Liver transplant was performed in 8 patients. United Network for Organ Sharing database showed that the frequency of liver transplant in NASH patients is increasing in the last decades and it is projected that NASH would likely overtake hepatitis C virus as an indication of LT by the year 2020. Besides age and risk factors, NASH patients had an excellent outcome (5-y survival of 80% to 85%) after liver transplantation.21 Survival after resection was also comparable with viral hepatitis patients (P=0.391), but patients with NAFLD showed better disease-free survival on univariate (P=0.048) and multivariate (P=0.020) analyses.9

NAFLD is recognized as a risk factor for the development of HCC. Most cases are believed to develop in a background of cirrhosis. However, an increasing number of NAFLD-related HCC arising from a noncirrhotic liver has been reported.10 In the present study, 4 of 42 (10%) patients who developed HCC in the context of NAFLD or cryptogenic liver disease had a noncirrhotic liver. In all the cases, HCC diagnosis was confirmed by liver histology. All patients in this subgroup were treated with surgical resection even with tumors >50 mm (50%) or >1 nodule (50%). In this context, a more aggressive HCC therapy was possible because of absence of liver dysfunction and portal hypertension. All patients were alive after 2 years of follow-up. However, in the literature, the BCLC guideline is recommended for cirrhotic patients. In noncirrhotic patients, a more aggressive oncology treatment should be performed.8

The main limitation of this study is the small sample size and the short period of follow-up. A better overall survival and progression-free survival of patients who were treated aggressively than those in the same stage that followed the BCLC algorithm could not be performed due to these limitations.

CONCLUSIONS

The BCLC system is applicable in most cases of NAFLD-related HCC cases. Deviation from BCLC-based therapeutic recommendations is found more frequently in BCLC C stage patients.
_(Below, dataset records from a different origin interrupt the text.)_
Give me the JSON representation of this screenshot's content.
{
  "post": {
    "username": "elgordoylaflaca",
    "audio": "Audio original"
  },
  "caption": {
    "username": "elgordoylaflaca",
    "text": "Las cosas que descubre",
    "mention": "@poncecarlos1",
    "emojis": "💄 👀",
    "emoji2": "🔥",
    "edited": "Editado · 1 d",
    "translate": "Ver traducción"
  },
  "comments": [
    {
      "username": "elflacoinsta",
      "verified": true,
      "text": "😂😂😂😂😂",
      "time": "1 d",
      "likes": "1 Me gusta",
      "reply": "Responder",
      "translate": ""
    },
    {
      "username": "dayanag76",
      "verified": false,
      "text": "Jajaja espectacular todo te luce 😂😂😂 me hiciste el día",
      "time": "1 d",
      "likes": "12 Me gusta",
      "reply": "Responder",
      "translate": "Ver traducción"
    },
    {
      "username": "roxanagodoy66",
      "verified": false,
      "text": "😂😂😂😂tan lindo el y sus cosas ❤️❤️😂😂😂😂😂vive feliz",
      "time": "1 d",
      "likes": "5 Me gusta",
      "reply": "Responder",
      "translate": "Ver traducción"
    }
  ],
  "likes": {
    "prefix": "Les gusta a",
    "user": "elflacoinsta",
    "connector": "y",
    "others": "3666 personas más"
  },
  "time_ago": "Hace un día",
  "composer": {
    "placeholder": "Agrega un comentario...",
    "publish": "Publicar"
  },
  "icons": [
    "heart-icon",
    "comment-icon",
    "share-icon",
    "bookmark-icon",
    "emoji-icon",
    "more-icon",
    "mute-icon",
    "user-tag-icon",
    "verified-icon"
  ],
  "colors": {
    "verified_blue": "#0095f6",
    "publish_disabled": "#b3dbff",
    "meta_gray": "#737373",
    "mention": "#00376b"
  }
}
In noncirrhotic patients, a more aggressive oncology treatment should be performed, preferably with liver resection.

ACKNOWLEDGMENTS

The authors thank Alves de Queiroz Family Fund for Research for financial support and Laboratory of Epidemiology and Statistics of Department of Gastroenterology, School of Medicine, University of São Paulo, SP, Brazil.

Footnotes

The authors declare no conflicts of interest.